2. Perda de habitat: A gaivota-do-marfim nidifica em ilhas remotas e áreas costeiras. Estes habitats estão ameaçados pelas atividades humanas, como o desenvolvimento costeiro, a poluição e as alterações climáticas. Como resultado, a gaivota-do-marfim está a perder os seus locais de nidificação e alimentação.
3. Mudanças climáticas: As alterações climáticas também estão a afectar a população de gaivotas-marfim. O Ártico está a aquecer a uma taxa duas vezes superior à média global, o que está a provocar o derretimento do gelo marinho e a reduzir a disponibilidade de locais de reprodução adequados para a gaivota-do-marfim.

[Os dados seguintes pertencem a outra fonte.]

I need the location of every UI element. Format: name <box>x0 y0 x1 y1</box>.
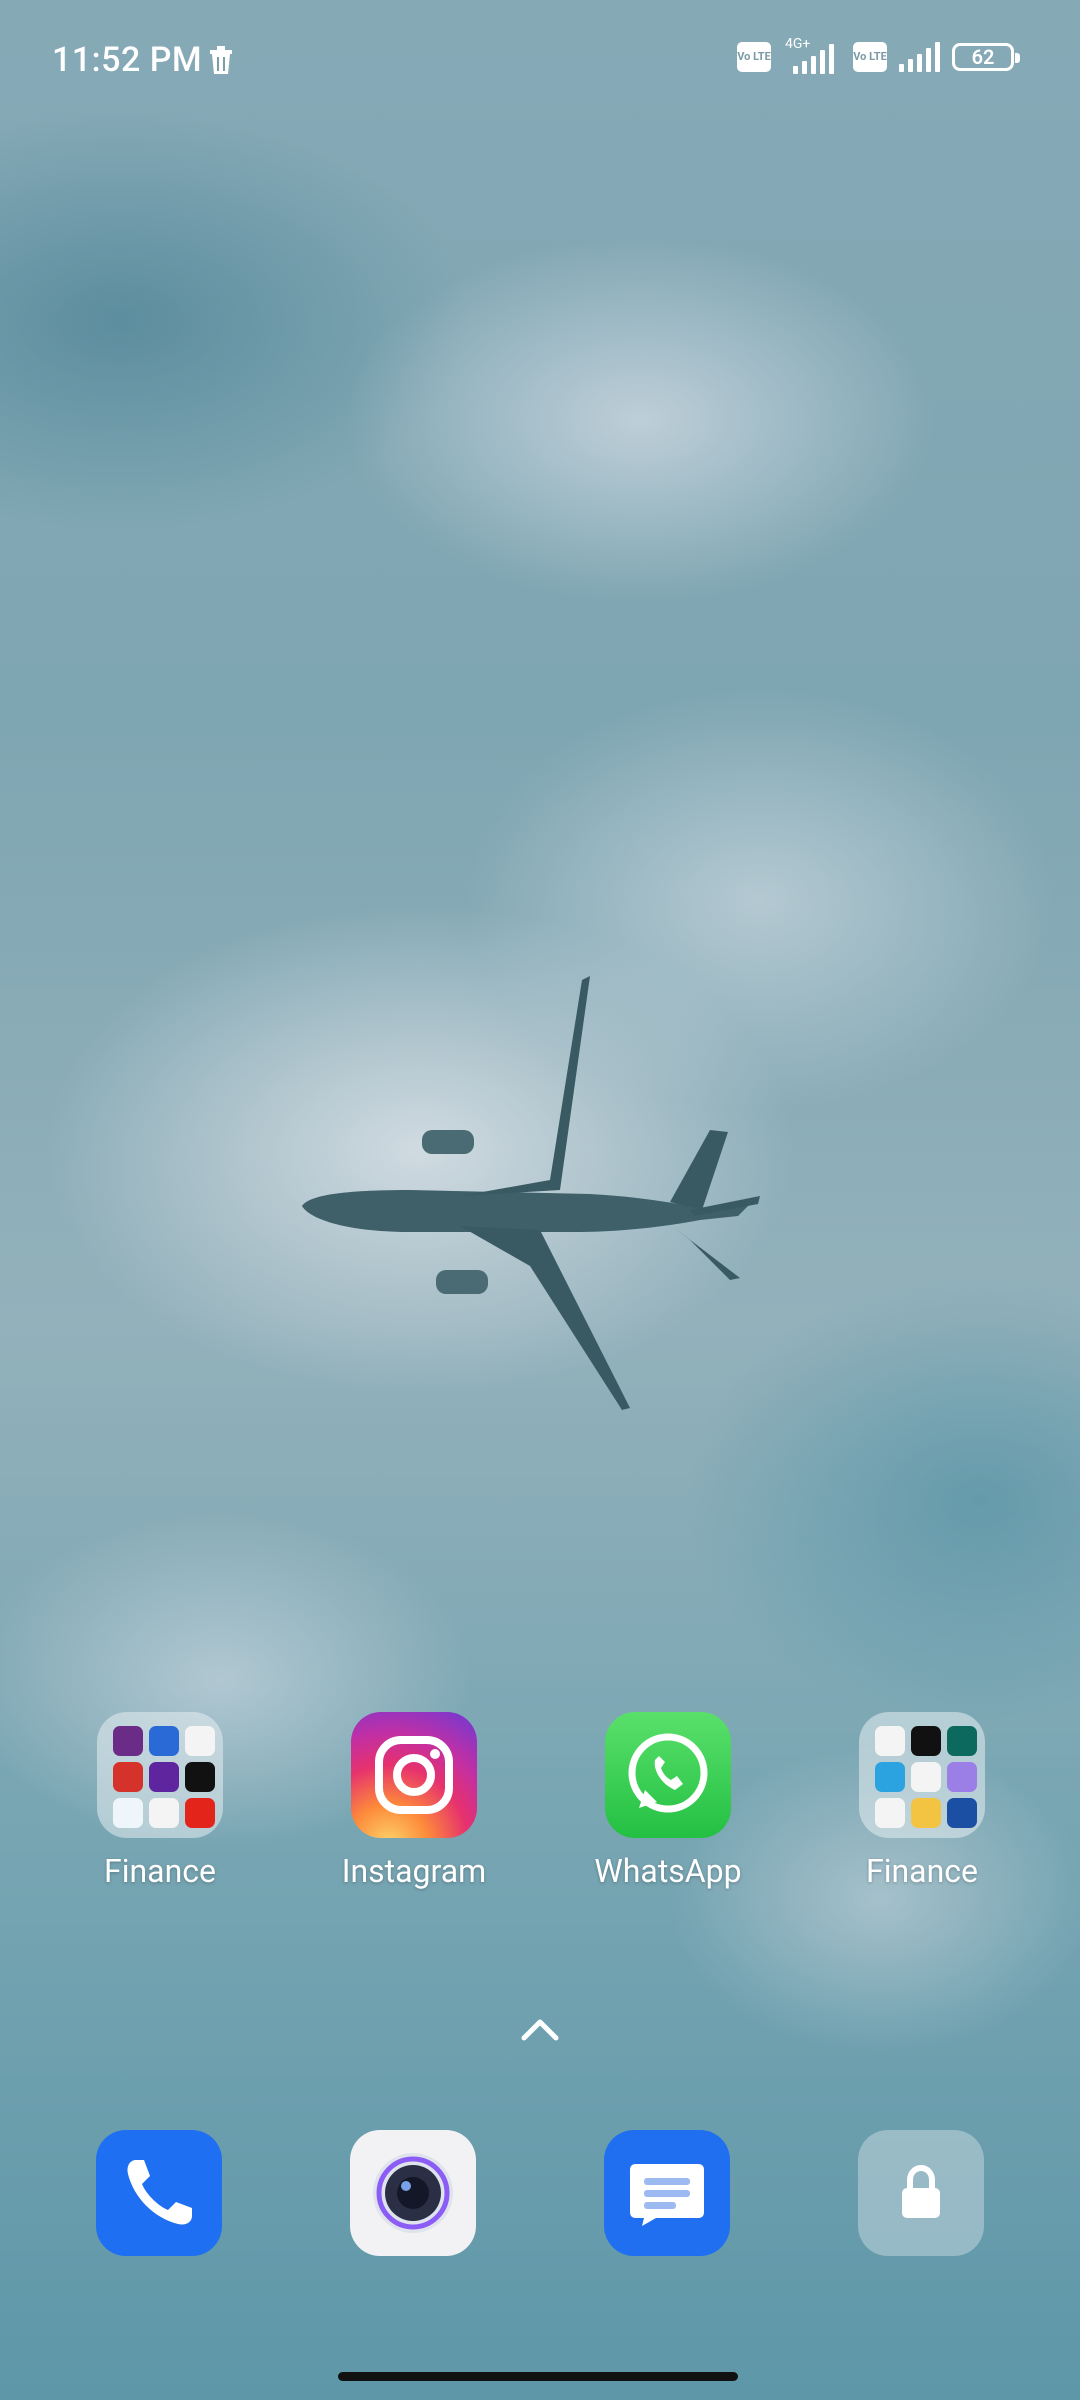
clock-time: 11:52 PM <box>52 40 203 80</box>
signal-bars-icon <box>899 42 940 72</box>
volte-text: Vo LTE <box>737 50 771 63</box>
whatsapp-app[interactable]: WhatsApp <box>568 1712 768 1890</box>
volte-text: Vo LTE <box>853 50 887 63</box>
messages-icon <box>630 2164 704 2226</box>
dock <box>0 2130 1080 2260</box>
finance-folder-2[interactable]: Finance <box>822 1712 1022 1890</box>
home-screen-apps: Finance Instagram WhatsApp Finance <box>0 1712 1080 1912</box>
lock-icon <box>902 2164 940 2218</box>
phone-app[interactable] <box>96 2130 222 2256</box>
signal-bars-icon <box>793 44 834 74</box>
airplane-wallpaper-image <box>302 976 760 1410</box>
camera-app[interactable] <box>350 2130 476 2256</box>
instagram-icon <box>351 1712 477 1838</box>
folder-icon <box>859 1712 985 1838</box>
app-label: Finance <box>104 1852 216 1890</box>
chevron-up-icon[interactable] <box>520 2016 560 2042</box>
app-label: Finance <box>866 1852 978 1890</box>
status-icons: Vo LTE 4G+ Vo LTE 62 <box>737 36 1020 74</box>
instagram-app[interactable]: Instagram <box>314 1712 514 1890</box>
app-label: Instagram <box>341 1852 487 1890</box>
camera-lens-icon <box>373 2153 453 2233</box>
finance-folder[interactable]: Finance <box>60 1712 260 1890</box>
messages-app[interactable] <box>604 2130 730 2256</box>
battery-level: 62 <box>971 45 995 69</box>
trash-icon <box>210 46 232 74</box>
volte-badge-sim1: Vo LTE <box>737 42 771 72</box>
folder-icon <box>97 1712 223 1838</box>
phone-icon <box>127 2160 192 2225</box>
whatsapp-icon <box>605 1712 731 1838</box>
battery-icon: 62 <box>952 43 1020 71</box>
app-label: WhatsApp <box>594 1852 742 1890</box>
status-bar: 11:52 PM Vo LTE 4G+ Vo LTE 62 <box>0 0 1080 120</box>
locked-app[interactable] <box>858 2130 984 2256</box>
gesture-nav-bar[interactable] <box>338 2372 738 2381</box>
volte-badge-sim2: Vo LTE <box>853 42 887 72</box>
signal-sim1: 4G+ <box>783 36 841 74</box>
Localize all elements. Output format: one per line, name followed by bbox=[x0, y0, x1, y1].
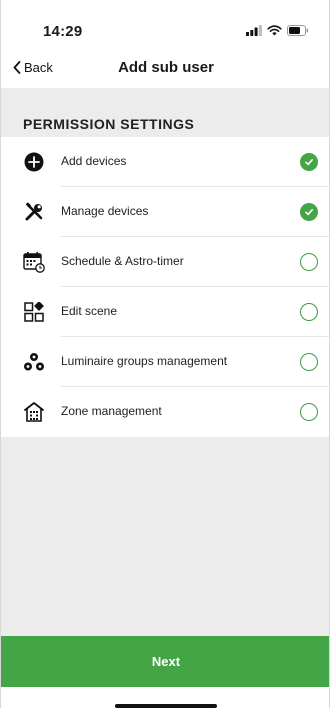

4. Doença: As doenças aviárias também podem representar uma ameaça significativa para a população de gaivotas-marfim. Uma doença particularmente preocupante é a gripe aviária (GA), que é um vírus altamente contagioso que pode causar problemas respiratórios e neurológicos nas aves. A IA foi detectada no Ártico e a gaivota-do-marfim é uma das espécies suscetíveis ao vírus.
5. Baixo sucesso reprodutivo: A Ivory Gull tem uma baixa taxa reprodutiva. Normalmente põe apenas um ovo por ano, e o ovo leva cerca de 30 dias para eclodir. Os filhotes são então altriciais, o que significa que ficam indefesos quando eclodem e exigem cuidados constantes dos pais. Como resultado, a Ivory Gull tem uma alta taxa de mortalidade de pintinhos.